Sometimes You've Got to Say, "F*ck It"
TV news anchors and reporters seem to be held to a different standard than the rest of us poor slobs. For years, you never saw anyone wearing glasses, even if they were over 60. Men always had a full head of hair. And no one was even chubby. Then along came Harry Smith, who occasionally took over the anchor desk on the CBS Evening News, with his receding hairline and glasses.
Not a whole lot has changed. The news world is full of middle-aged people reporting without glasses (I often wonder how close those teleprompters are to the anchor desk). Most of them are fairly trim and they usually look very crisp and well-groomed, except for perhaps the perpetually rumpled Chris Matthews of MSNBC.
But sometimes they carry appearances too far. The reporter on the local news this evening is warning people that staying outside for any longer than necessary can cause permanent nerve damage, because wind chills are already dangerously low and are expected to blow to a numbing 30 below zero by morning. Good advice, sure. But the reporter, a 50-ish white male, reported the story for a full five minutes from downtown Chicago, outdoors in a base temperature of 12 above, wind chill of -7, with no hat and his coat unzipped low enough to expose his shirt and tie. Now I ask, does that make any damn sense?
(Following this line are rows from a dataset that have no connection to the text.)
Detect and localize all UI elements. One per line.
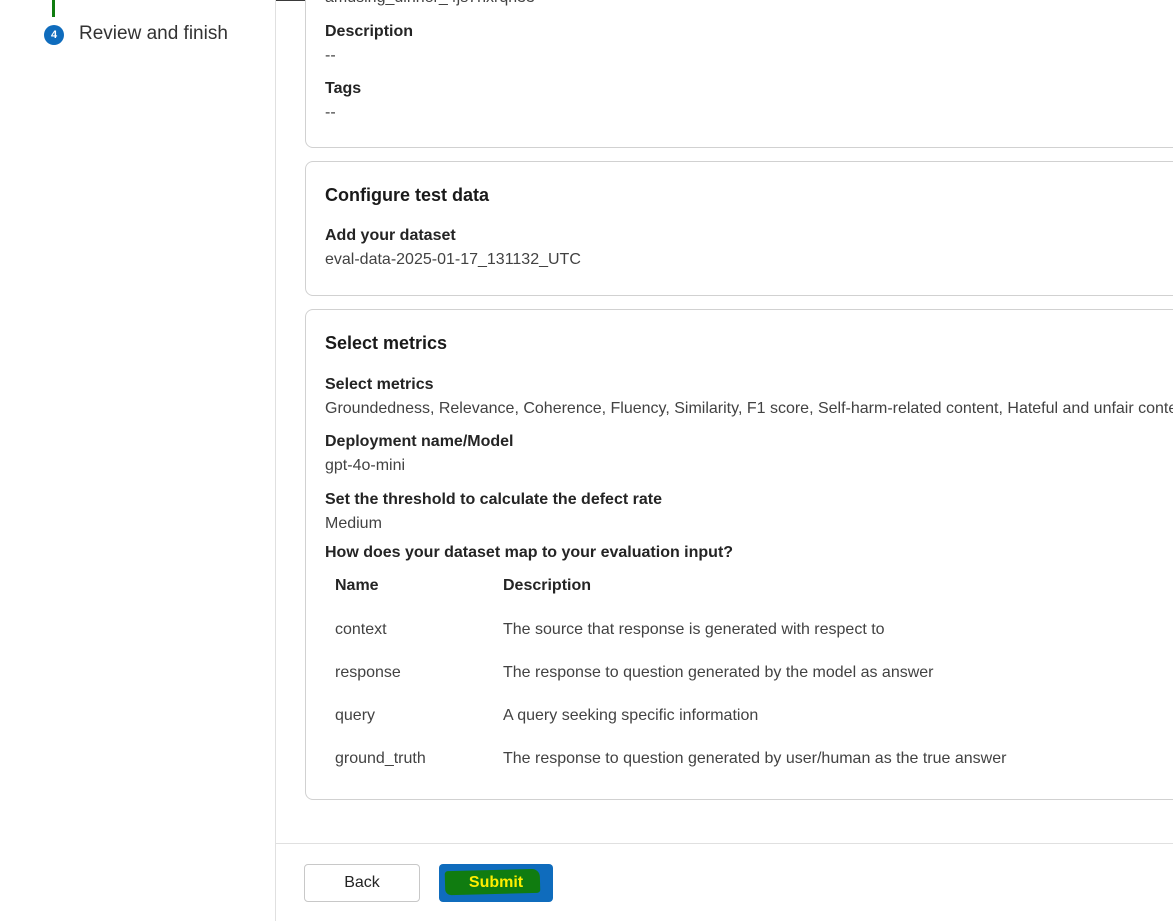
- row-description: The response to question generated by th…: [503, 664, 934, 681]
- step-review-and-finish[interactable]: Review and finish: [79, 23, 228, 45]
- submit-button[interactable]: Submit: [439, 864, 553, 902]
- review-content[interactable]: amusing_dinner_4js7nxrqh33 Description -…: [276, 0, 1173, 843]
- dataset-label: Add your dataset: [325, 227, 456, 244]
- tags-value: --: [325, 104, 336, 121]
- row-name: response: [335, 664, 401, 681]
- row-name: ground_truth: [335, 750, 426, 767]
- deployment-label: Deployment name/Model: [325, 433, 514, 450]
- card-title: Select metrics: [325, 333, 448, 353]
- step-connector-line: [52, 0, 55, 17]
- dataset-value: eval-data-2025-01-17_131132_UTC: [325, 251, 581, 268]
- row-name: context: [335, 621, 387, 638]
- column-header-name: Name: [335, 577, 379, 594]
- evaluation-name-value: amusing_dinner_4js7nxrqh33: [325, 0, 535, 7]
- mapping-label: How does your dataset map to your evalua…: [325, 544, 734, 561]
- select-metrics-card: Select metrics Select metrics Groundedne…: [305, 309, 1173, 800]
- tags-label: Tags: [325, 80, 362, 97]
- threshold-value: Medium: [325, 515, 382, 532]
- deployment-value: gpt-4o-mini: [325, 457, 406, 474]
- row-description: The source that response is generated wi…: [503, 621, 885, 638]
- configure-test-data-card: Configure test data Add your dataset eva…: [305, 161, 1173, 296]
- description-value: --: [325, 47, 336, 64]
- threshold-label: Set the threshold to calculate the defec…: [325, 491, 662, 508]
- metrics-value: Groundedness, Relevance, Coherence, Flue…: [325, 400, 1173, 417]
- description-label: Description: [325, 23, 414, 40]
- column-header-description: Description: [503, 577, 592, 594]
- wizard-stepper: 4 Review and finish: [0, 0, 276, 921]
- row-description: The response to question generated by us…: [503, 750, 1007, 767]
- row-description: A query seeking specific information: [503, 707, 759, 724]
- wizard-footer: Back Submit: [276, 843, 1173, 922]
- back-button[interactable]: Back: [304, 864, 420, 902]
- metrics-label: Select metrics: [325, 376, 434, 393]
- basic-info-card: amusing_dinner_4js7nxrqh33 Description -…: [305, 0, 1173, 148]
- card-title: Configure test data: [325, 185, 490, 205]
- step-number-badge: 4: [44, 25, 64, 45]
- row-name: query: [335, 707, 376, 724]
- submit-button-label: Submit: [468, 874, 524, 891]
Some years ago, in Jacksonville, Florida, a young black female TV reporter, just a few years out of college, drowned when a boat she was reporting from suddenly capsized. She was unable to swim – her boyfriend told the press that she never wanted to mess up her hair – and had removed her life jacket to film the segment for appearance’s sake. A terrible waste.
This type of situation reminds me of William Henry Harrison. He was elected President in 1840, at 68 the oldest man to be elected (a record he would hold until Ronald Reagan was elected 140 years later). He gave an inauguration speech on a cold, rainy day in Washington without a hat or topcoat because he wanted to give an impression of robust good health rather than old age. He caught a cold, it deepened into pneumonia, and 30 days later he was dead, the shortest administration in history and thus beginning the "Zero Factor" among U.S. Presidents that resulted in death for everyone elected with a year ending in zero (that also ended with Ronald Reagan).
I wish more of these reporters would be more like Al Roker of the Today show. Old Al doesn’t hesitate to bundle up when he’s on the air outdoors. Sometimes you can barely see his face!
It’s one thing to look cute. It’s another thing to risk your health or your life.
By the way, I’m not going to work tomorrow. Too damn cold.
1 comments:
By the way, I’m not going to work tomorrow. Too damn cold.
hehe...but I feel ya sis...somethings just ain't worth it!